6.7 Postmarketing Experience

The following adverse reactions have been identified during post-approval use of sirolimus in transplant patients. Because these reactions are reported voluntarily from a population of uncertain size, it is not always possible to reliably estimate their frequency or establish a causal relationship to drug exposure.

  • Body as a Whole – Lymphedema.
  • Cardiovascular – Pericardial effusion (including hemodynamically significant effusions and tamponade requiring intervention in children and adults) and fluid accumulation.

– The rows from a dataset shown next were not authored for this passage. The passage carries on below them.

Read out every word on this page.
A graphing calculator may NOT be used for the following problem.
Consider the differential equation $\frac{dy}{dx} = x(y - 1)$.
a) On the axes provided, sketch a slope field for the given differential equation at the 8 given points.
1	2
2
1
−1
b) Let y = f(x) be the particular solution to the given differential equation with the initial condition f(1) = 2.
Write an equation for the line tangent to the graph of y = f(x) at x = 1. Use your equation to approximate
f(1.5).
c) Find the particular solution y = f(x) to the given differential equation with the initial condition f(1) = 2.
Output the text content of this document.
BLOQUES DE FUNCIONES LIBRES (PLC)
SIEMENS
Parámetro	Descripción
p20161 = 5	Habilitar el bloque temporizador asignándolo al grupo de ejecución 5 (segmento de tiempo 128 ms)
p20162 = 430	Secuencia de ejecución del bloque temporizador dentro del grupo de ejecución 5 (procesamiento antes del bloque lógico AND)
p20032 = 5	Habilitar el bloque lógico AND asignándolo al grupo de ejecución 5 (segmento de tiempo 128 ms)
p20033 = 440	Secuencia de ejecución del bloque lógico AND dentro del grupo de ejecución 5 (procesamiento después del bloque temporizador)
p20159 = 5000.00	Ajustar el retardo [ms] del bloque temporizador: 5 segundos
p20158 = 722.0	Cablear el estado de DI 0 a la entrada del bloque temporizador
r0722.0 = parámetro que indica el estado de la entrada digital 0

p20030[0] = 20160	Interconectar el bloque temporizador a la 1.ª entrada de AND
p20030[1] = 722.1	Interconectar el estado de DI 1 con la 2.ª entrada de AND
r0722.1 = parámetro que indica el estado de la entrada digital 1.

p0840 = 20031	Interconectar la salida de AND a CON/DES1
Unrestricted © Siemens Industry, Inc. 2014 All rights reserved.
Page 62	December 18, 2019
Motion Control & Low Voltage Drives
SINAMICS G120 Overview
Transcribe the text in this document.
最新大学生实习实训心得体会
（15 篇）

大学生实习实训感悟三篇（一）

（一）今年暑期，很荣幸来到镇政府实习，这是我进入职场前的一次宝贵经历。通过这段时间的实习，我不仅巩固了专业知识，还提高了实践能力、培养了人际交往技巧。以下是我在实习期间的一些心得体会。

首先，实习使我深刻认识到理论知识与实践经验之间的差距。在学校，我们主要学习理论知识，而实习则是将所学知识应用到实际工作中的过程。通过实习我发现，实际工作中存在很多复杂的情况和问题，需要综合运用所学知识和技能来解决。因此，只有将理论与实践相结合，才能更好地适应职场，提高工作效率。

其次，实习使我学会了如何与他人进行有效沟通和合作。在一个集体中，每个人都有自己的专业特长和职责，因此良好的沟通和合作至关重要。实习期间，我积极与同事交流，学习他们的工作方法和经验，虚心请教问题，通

  • Digestive System – Ascites.
  • Hematological/Lymphatic – Pancytopenia, neutropenia.
  • Hepatobiliary Disorders – Hepatotoxicity, including fatal hepatic necrosis, with elevated sirolimus trough concentrations.
  • Immune System – Hypersensitivity reactions, including anaphylactic/anaphylactoid reactions, angioedema, and hypersensitivity vasculitis [ see Warnings and Precautions (5.4) ].
  • Infections – Tuberculosis. BK virus associated nephropathy has been observed in patients receiving immunosuppressants, including sirolimus. This infection may be associated with serious outcomes, including deteriorating renal function and renal graft loss. Cases of progressive multifocal leukoencephalopathy (PML), sometimes fatal, have been reported in patients treated with immunosuppressants, including sirolimus [ see Warnings and Precautions (5.10) ]. Clostridium difficile enterocolitis.
  • Metabolic/Nutritional – Liver function test abnormal, AST/SGOT increased, ALT/SGPT increased, hypophosphatemia, hyperglycemia, diabetes mellitus.
  • Nervous system Posterior reversible encephalopathy syndrome.
  • Respiratory – Cases of interstitial lung disease (including pneumonitis, bronchiolitis obliterans organizing pneumonia [BOOP], and pulmonary fibrosis), some fatal, with no identified infectious etiology have occurred in patients receiving immunosuppressive regimens including sirolimus. In some cases, the interstitial lung disease has resolved upon discontinuation or dose reduction of sirolimus. The risk may be increased as the sirolimus trough concentration increases [ see Warnings and Precautions (5.11) ]; pulmonary hemorrhage; pleural effusion; alveolar proteinosis.
  • Skin – Neuroendocrine carcinoma of the skin (Merkel cell carcinoma) [ see Warnings and Precautions (5.18) ] , exfoliative dermatitis [ see Warnings and Precautions (5.4) ].
  • Urogenital – Nephrotic syndrome, proteinuria, focal segmental glomerulosclerosis, ovarian cysts, menstrual disorders (including amenorrhea and menorrhagia). Azoospermia has been reported with the use of sirolimus and has been reversible upon discontinuation of sirolimus in most cases.